Although Apple is expected to reveal the new iPhone 5 tomorrow, pre-sales of the smartphone aren't expected to begin until the end of the week, with units on shelves likely on Friday, September 21. Even with availability so relatively late in the month, however, anticipation for the handset is so strong that analysts expect supplies, not demand, to be the limiting factor.
Component issues, such as a shortage of the display panels (themselves believed to be growing in size from the 3.5-inch of the current generation to roughly 4-inches, for an altogether longer device), have been rumored from Sharp among others, and Apple is said to be juggling its suppliers so as to reduce dependence on certain firms, notably Samsung. Previous Apple hardware launches, for both the iPhone and the iPad, have been marked by scarcity of stock, with shipment delays often extending to a month for online orders.
What could shake the new iPhone up, however, is the inclusion of LTE connectivity. Apple is said to be ensuring compatibility with various carriers across the world but - with so many flavors of LTE in use - some will inevitably be left out of the 4G loop. Which those will be may impact demand on a country-by-country basis.

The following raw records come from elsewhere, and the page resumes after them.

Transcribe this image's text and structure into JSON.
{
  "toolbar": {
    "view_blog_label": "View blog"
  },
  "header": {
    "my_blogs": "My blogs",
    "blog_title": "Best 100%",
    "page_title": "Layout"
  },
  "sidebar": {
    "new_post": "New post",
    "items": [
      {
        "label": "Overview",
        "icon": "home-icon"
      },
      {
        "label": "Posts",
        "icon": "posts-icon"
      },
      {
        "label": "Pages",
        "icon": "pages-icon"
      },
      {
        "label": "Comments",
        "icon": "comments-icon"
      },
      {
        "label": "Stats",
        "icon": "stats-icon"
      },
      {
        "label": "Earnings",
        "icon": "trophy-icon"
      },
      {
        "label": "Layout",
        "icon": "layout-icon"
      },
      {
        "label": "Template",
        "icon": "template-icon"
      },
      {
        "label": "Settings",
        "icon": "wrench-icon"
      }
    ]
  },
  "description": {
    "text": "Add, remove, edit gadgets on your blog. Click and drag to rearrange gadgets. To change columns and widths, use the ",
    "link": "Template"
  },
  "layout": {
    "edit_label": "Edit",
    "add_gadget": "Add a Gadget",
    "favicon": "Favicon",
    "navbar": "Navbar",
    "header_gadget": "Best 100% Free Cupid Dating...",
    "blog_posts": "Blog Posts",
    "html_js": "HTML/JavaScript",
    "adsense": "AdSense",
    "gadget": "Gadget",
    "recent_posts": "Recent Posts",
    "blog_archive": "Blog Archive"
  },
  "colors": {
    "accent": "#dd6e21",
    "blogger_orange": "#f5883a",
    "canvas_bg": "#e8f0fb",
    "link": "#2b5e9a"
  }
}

Nonetheless, the consensus is that it would take something serious to dampen the iPhone's momentum. "Until they do something really unimpressive, which I don’t see happening this time around, Apple has a serious hit on its hands" IDC analyst Ramon Llamas said of the new handset. Even a weak media reaction is unlikely to add up to lax sales, however. The iPhone 4S, a more incremental upgrade than the iPhone 5 is expected to represent, met with apathetic responses from observers in the industry, but went on to eclipse sales of all of Apple's previous smartphones.